Brad Drown, a licensed clinical social worker in Murray, has seen some of the same problems in his field that Yehemy Zavala Orozco discussed. He stated that it’s common for Hispanics in Utah to go without mental healthcare. Drown added in his multiple decades as a social worker, he’d only ever treated a small handful of Hispanic patients, and that while this could be a geo-demographic reality, independent research and data from his colleagues show similar trends.

According to Drown, this is very much a cultural issue, and less so a linguistic one. He noted that Utah boasts a higher number of multilingual resources available in his line of work due to the growing population of Latinos and the large number of return missionaries who lived abroad in Spanish-speaking nations.

The issues lie partially in a pattern of cultural stigmas he’s noticed, but more prevalent is the problem of a shared cultural experience that can often make therapy more effective. While he believes it isn’t always a necessity for everyone, many people feel more comfortable seeking treatment when they believe there are providers who understand them on a deeper level.

Perhaps most important to note, however, is that a common experience does not always mean a common result. While it’s crucial to recognize the hardships that many Hispanics face, assigning victimhood to an entire population, especially one with so many positive victories, can be short-sighted.

Andres Rivera, who runs Myo Tensegrity Massage in Draper, provided some context on this. He said he’s been lucky to experience a different side of the matter.

“We moved to California when I was 8, and everyone spoke Spanish [where we lived],” he said. Even in Utah, he lived in areas with a dense Hispanic population, and he believes this made integration easier.

“My mom spoke OK English, but mostly Spanish. It made it a little difficult but going to certain places that were recommended [by other Spanish speakers] was a big thing,” he continued. “It helped to have connections where she felt comfortable as far as speaking Spanish, especially with finding places of employment, things like that.”

However, Rivera felt it important to acknowledge that he does not think that’s how it is for every immigrant family. “Older people that came here is where it’s more of a thing where it makes sense to befriend someone with a shared cultural experience. I can see why someone [that didn’t immigrate as a child] would really want people who understand where they’re coming from.”

The idea of representation is important to minorities and oft-marginalized groups, especially when it comes to health.
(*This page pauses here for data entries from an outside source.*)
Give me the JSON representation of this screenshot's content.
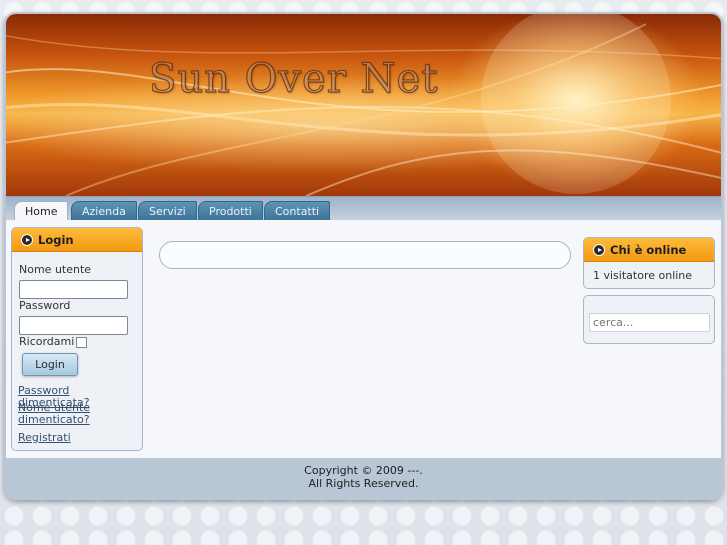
{
  "header": {
    "site_title": "Sun Over Net"
  },
  "nav": {
    "tabs": [
      {
        "label": "Home",
        "active": true
      },
      {
        "label": "Azienda",
        "active": false
      },
      {
        "label": "Servizi",
        "active": false
      },
      {
        "label": "Prodotti",
        "active": false
      },
      {
        "label": "Contatti",
        "active": false
      }
    ]
  },
  "login": {
    "title": "Login",
    "username_label": "Nome utente",
    "username_value": "",
    "password_label": "Password",
    "password_value": "",
    "remember_label": "Ricordami",
    "remember_checked": false,
    "submit_label": "Login",
    "links": [
      "Password dimenticata?",
      "Nome utente dimenticato?",
      "Registrati"
    ]
  },
  "online": {
    "title": "Chi è online",
    "text": "1 visitatore online"
  },
  "search": {
    "placeholder": "cerca..."
  },
  "footer": {
    "copyright": "Copyright © 2009 ---.",
    "rights": "All Rights Reserved."
  },
  "colors": {
    "accent_orange": "#f39a12",
    "tab_blue": "#4a7fa4",
    "link": "#35506d"
  },
  "icons": [
    "bullet-arrow-icon"
  ]
}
While it doesn’t necessarily affect everyone equally, it’s a pressing concern that currently has no end in sight for a significant population of Hispanics in Utah and nationally.

Zavala Orozco said that beyond empowerment, investment in local organizations like Comunidades Unidas can have an enormous impact on the day-to-day lives of Utahns. It may not be a problem that can solve itself overnight, but awareness and grassroots effort can go a long way.